In customized branding, we start with the organization’s internal branding sheet or branding guidelines. Based on that, we’ll work with either their in-house web designer or a designer we’ve brought in to come up with a design for the intranet. During the process, we’ll define what the header and footer looks like, what news and event pages looks like, and so on. Clients might go through the whole design process before involving us in the implementation, or ask us to help manage the design process along with them.

Traditionally, people put navigation at the top, footers at the bottom, the search box in the top right hand corner, but that’s not carved in stone with Bonzai. We’re starting to see more interest in navigation on the left hand side as opposed the top. Bonzai has the inherent flexibility to move things around on the master page so clients get what they want.

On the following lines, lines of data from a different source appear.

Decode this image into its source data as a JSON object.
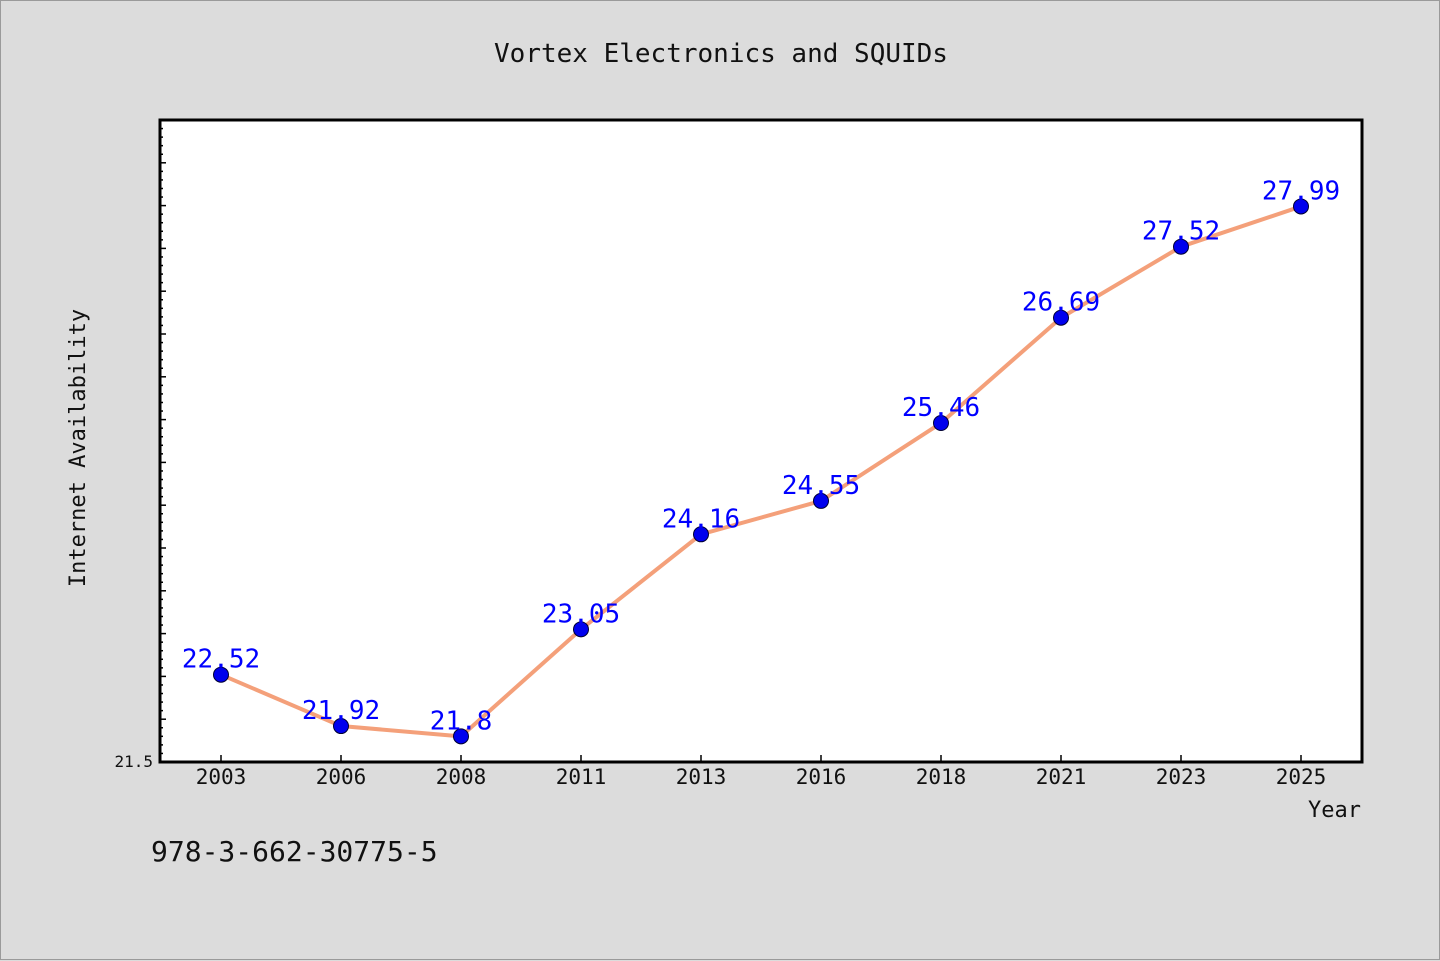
{
  "chart_data": {
    "type": "line",
    "title": "Vortex Electronics and SQUIDs",
    "xlabel": "Year",
    "ylabel": "Internet Availability",
    "categories": [
      "2003",
      "2006",
      "2008",
      "2011",
      "2013",
      "2016",
      "2018",
      "2021",
      "2023",
      "2025"
    ],
    "series": [
      {
        "values": [
          22.52,
          21.92,
          21.8,
          23.05,
          24.16,
          24.55,
          25.46,
          26.69,
          27.52,
          27.99
        ],
        "labels": [
          "22.52",
          "21.92",
          "21.8",
          "23.05",
          "24.16",
          "24.55",
          "25.46",
          "26.69",
          "27.52",
          "27.99"
        ],
        "line_color": "#f4a07a",
        "marker_color": "#0000ee",
        "label_color": "#0000ff"
      }
    ],
    "ylim": [
      21.5,
      29.0
    ],
    "y_min_label": "21.5",
    "grid": false,
    "legend": "none"
  },
  "footer": {
    "isbn": "978-3-662-30775-5"
  }
}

The outcome of the design setting stage is a Photoshop PSD file that outlines the look and feel – the pages, the fonts, sizes and colors of the site. We take the Photoshop file and begin prepping the elements to bring them into SharePoint. Using HTML and CSS, we create a fully functional intranet site for the client to trial -- click through the navigation, hit the news pages, everything. We don’t set the site up straightaway in SharePoint because this adds a level of complexity, such as solving issues we might encounter with the HTML and CSS, or behavioral elements that need to be scripted. Keeping the design build outside of SharePoint simplifies your life and speeds the process up.

Once the prep work is completed and the site is signed off by the client, we create what’s called in SharePoint-land, a master page. The master page is the only thing we essentially have to brand. We take the pieces we built and bring them over bit by bit, making sure that any CSS or JavaScript are included correctly in the single setting for the master page. Then we turn it on and it’s pretty much ready for the client to add content to. The whole process around deeper branding typically takes two to three weeks, in comparison to classic Bonzai branding that takes on average a few hours.

Best Practices Branding

There are certain things you need to consider when branding your SharePoint intranet to ensure the corporate look and feel is maintainable and upgradeable down the road. While there are multiple ways to brand SharePoint, many are un-supported or not recommended by Microsoft and so it’s best to follow the methodologies outlined by Microsoft for branding a product that integrates with, or sits on top of SharePoint. Bonzai Intranet follows these methodologies 100%, ensuring that any branding done during set up can be used at launch and in the future.